A while back I read Daniel Tenner's excellent article entitled Taking the Leap. Having run my own modestly successful startup for going on 7 years now, I can say with some authority that he makes excellent points. But one thing about the post bothered me: his advice is most applicable to your first startup. That distinction is critical.
Hacker News idolizes people like Steve Jobs, Elon Musk, and other visionaries who take incredible risks in the face of absurd odds. Their stories are dramatic, and it's delicious to read stories of people who buck the system and succeed. But it is a disservice to the less experienced to omit the beginning to every success story: the small successes they had early in life.
The men who mine asteroids and build electric sports cars don't start with those ventures. To illustrate my point, I'd like to tell a quick story.
Back in 2008, my cofounders and I were going door to door trying to raise a minuscule amount of funding. One of our business advisers gave us an introduction to a successful founder turned angel investor who had just sold his company. Everyone was talking about how successful he was, but over the course of developing a mentorship relationship, we heard about how he got his humble entrepreneurial start. He did it by selling asbestos file folders to legal consultancies at a time when everyone was going digital. The business model was in it's death throes, but he was able to generate enough profit to reinvest it on his next company.
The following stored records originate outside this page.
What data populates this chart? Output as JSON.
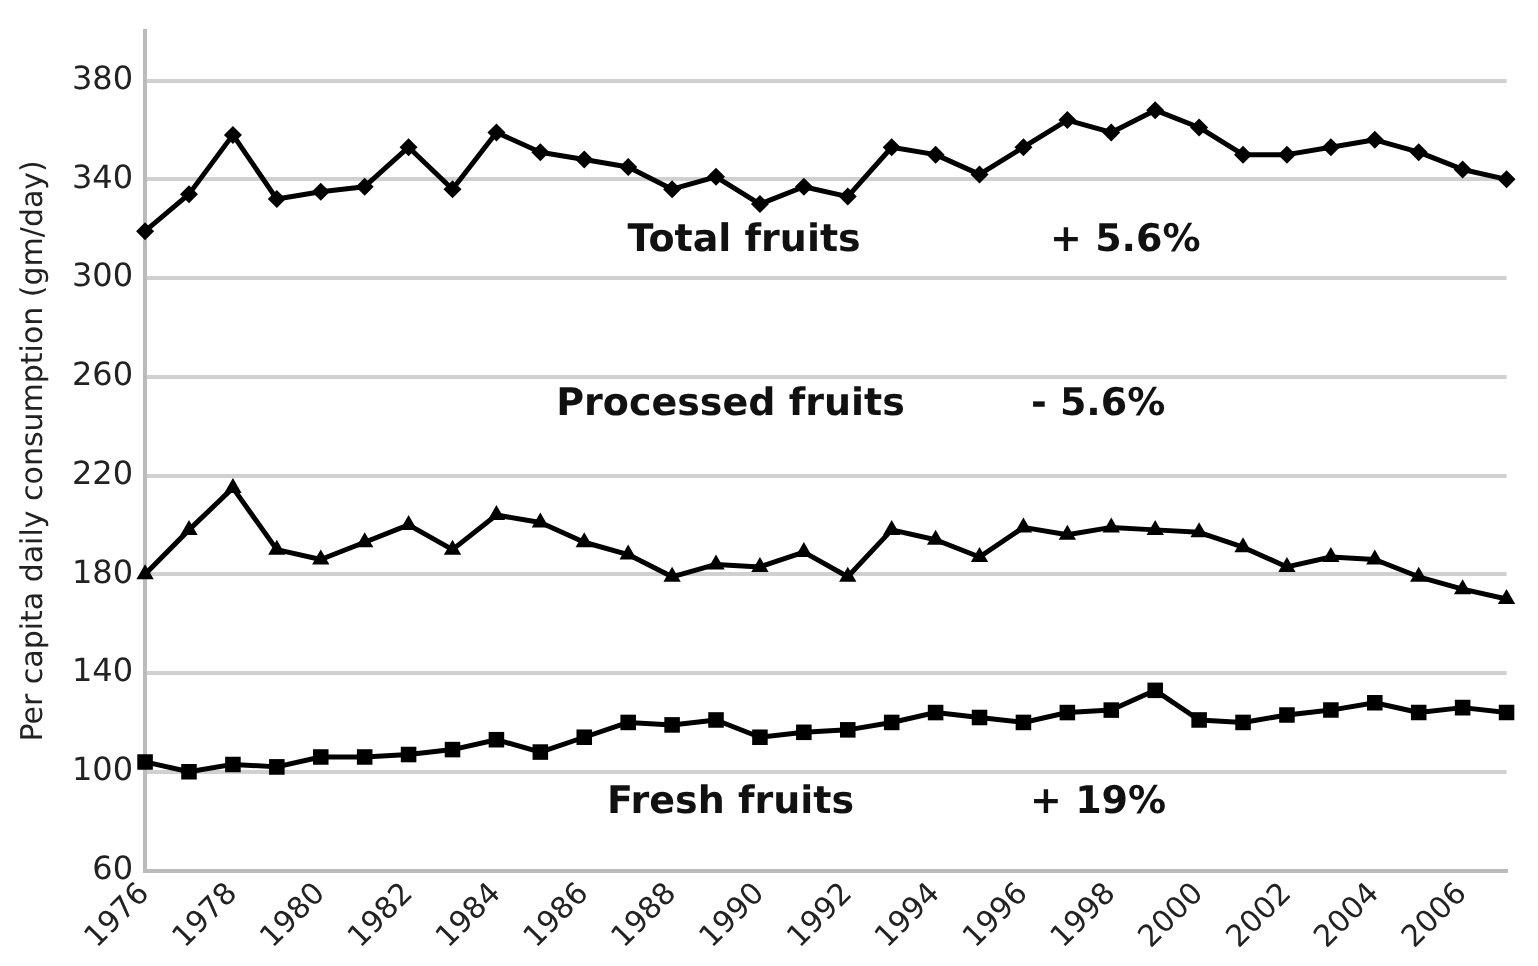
{
  "chart_data": {
    "type": "line",
    "ylabel": "Per capita daily consumption (gm/day)",
    "categories": [
      "1976",
      null,
      "1978",
      null,
      "1980",
      null,
      "1982",
      null,
      "1984",
      null,
      "1986",
      null,
      "1988",
      null,
      "1990",
      null,
      "1992",
      null,
      "1994",
      null,
      "1996",
      null,
      "1998",
      null,
      "2000",
      null,
      "2002",
      null,
      "2004",
      null,
      "2006",
      null
    ],
    "series": [
      {
        "name": "Total fruits",
        "color": "#000000",
        "marker": "diamond",
        "values": [
          319,
          334,
          358,
          332,
          335,
          337,
          353,
          336,
          359,
          351,
          348,
          345,
          336,
          341,
          330,
          337,
          333,
          353,
          350,
          342,
          353,
          364,
          359,
          368,
          361,
          350,
          350,
          353,
          356,
          351,
          344,
          340
        ]
      },
      {
        "name": "Processed fruits",
        "color": "#000000",
        "marker": "triangle",
        "values": [
          180,
          198,
          215,
          190,
          186,
          193,
          200,
          190,
          204,
          201,
          193,
          188,
          179,
          184,
          183,
          189,
          179,
          198,
          194,
          187,
          199,
          196,
          199,
          198,
          197,
          191,
          183,
          187,
          186,
          179,
          174,
          170
        ]
      },
      {
        "name": "Fresh fruits",
        "color": "#000000",
        "marker": "square",
        "values": [
          104,
          100,
          103,
          102,
          106,
          106,
          107,
          109,
          113,
          108,
          114,
          120,
          119,
          121,
          114,
          116,
          117,
          120,
          124,
          122,
          120,
          124,
          125,
          133,
          121,
          120,
          123,
          125,
          128,
          124,
          126,
          124
        ]
      }
    ],
    "annotations": [
      "+ 5.6%",
      "- 5.6%",
      "+ 19%"
    ],
    "ylim": [
      60,
      400
    ],
    "yticks": [
      60,
      100,
      140,
      180,
      220,
      260,
      300,
      340,
      380
    ],
    "grid": "y",
    "legend": false
  }
}
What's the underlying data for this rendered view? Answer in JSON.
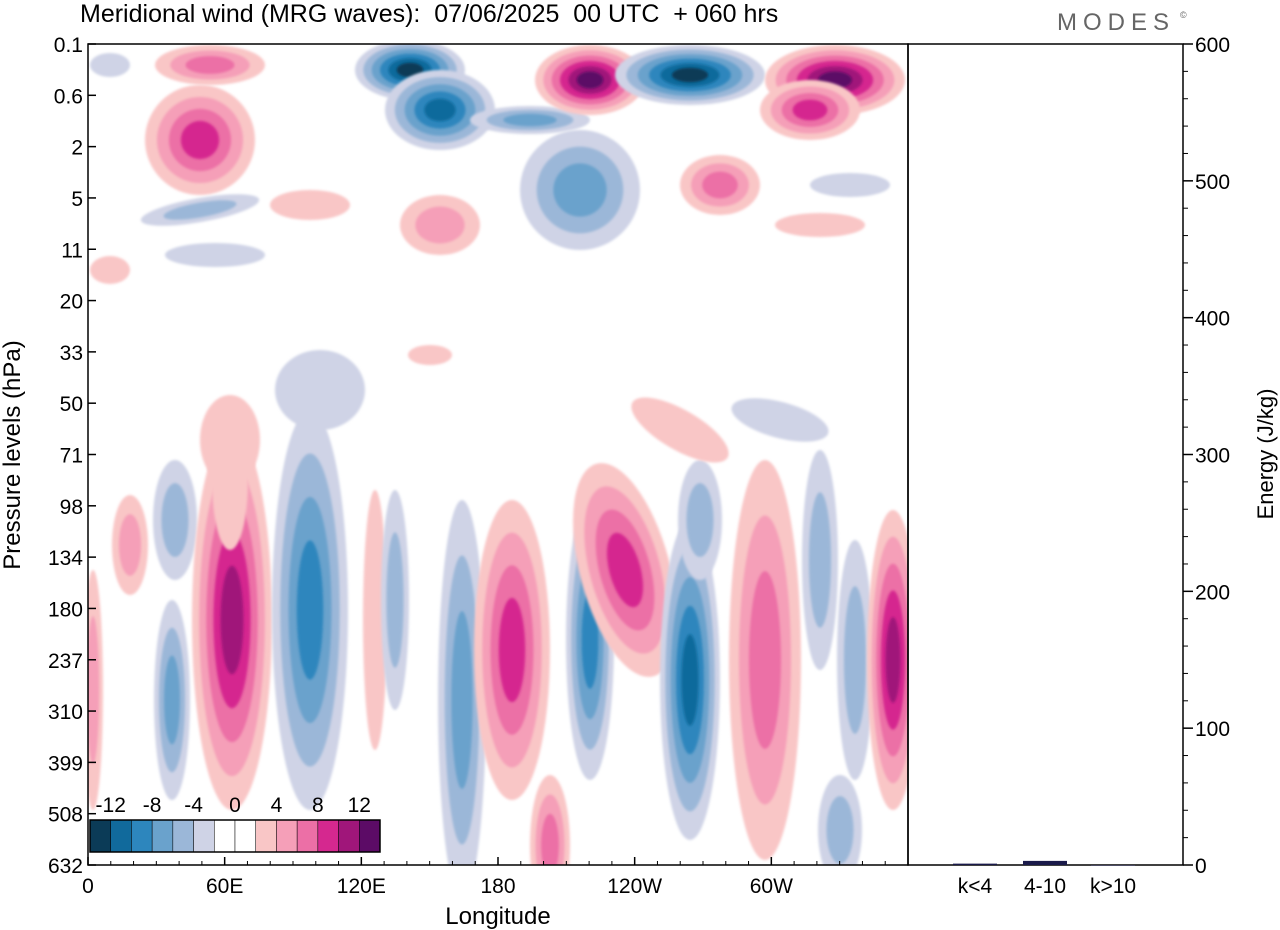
{
  "title": "Meridional wind (MRG waves):  07/06/2025  00 UTC  + 060 hrs",
  "brand": "MODES",
  "brand_mark": "©",
  "chart_data": [
    {
      "type": "heatmap",
      "title": "Meridional wind (MRG waves):  07/06/2025  00 UTC  + 060 hrs",
      "xlabel": "Longitude",
      "ylabel": "Pressure levels (hPa)",
      "x_ticks": [
        "0",
        "60E",
        "120E",
        "180",
        "120W",
        "60W"
      ],
      "x_tick_values": [
        0,
        60,
        120,
        180,
        240,
        300
      ],
      "xlim": [
        0,
        360
      ],
      "y_ticks": [
        "0.1",
        "0.6",
        "2",
        "5",
        "11",
        "20",
        "33",
        "50",
        "71",
        "98",
        "134",
        "180",
        "237",
        "310",
        "399",
        "508",
        "632"
      ],
      "colorbar": {
        "labels": [
          "-12",
          "-8",
          "-4",
          "0",
          "4",
          "8",
          "12"
        ],
        "colors": [
          "#0b3b57",
          "#116a9c",
          "#2d86bd",
          "#6aa2cc",
          "#9bb7d8",
          "#cfd3e6",
          "#ffffff",
          "#ffffff",
          "#f9c6c6",
          "#f59fb8",
          "#ec6fa6",
          "#d5288f",
          "#a0167a",
          "#5c0b66"
        ]
      },
      "colors": {
        "negative_strong": "#0b3b57",
        "negative": "#2d86bd",
        "negative_weak": "#cfd3e6",
        "positive_weak": "#f9c6c6",
        "positive": "#ec6fa6",
        "positive_strong": "#5c0b66"
      }
    },
    {
      "type": "bar",
      "ylabel": "Energy (J/kg)",
      "categories": [
        "k<4",
        "4-10",
        "k>10"
      ],
      "values": [
        1,
        3,
        0
      ],
      "ylim": [
        0,
        600
      ],
      "y_ticks": [
        "0",
        "100",
        "200",
        "300",
        "400",
        "500",
        "600"
      ],
      "y_tick_values": [
        0,
        100,
        200,
        300,
        400,
        500,
        600
      ],
      "colors": [
        "#1a1a4a",
        "#1a1a4a",
        "#1a1a4a"
      ]
    }
  ]
}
Read that again if you missed it: our visionary angel investor got started selling fireproof file protectors to lawyers who wouldn't need them in a few years.
This sort of story is far from isolated. Success begets success. Elon Musk didn't start with Tesla, he started by selling a $500 computer game called Blastar at the age of 12.
Don't try and shoot the moon on your first startup. Bootstrapping reduces the upside of your ventures, but it also reduces the risk that you'll fail. Daniel Tenner has it right: keep your head down, reduce your burn rate, and if you succeed doing that a few times, Mars, cold fusion, and hover bikes will still be waiting.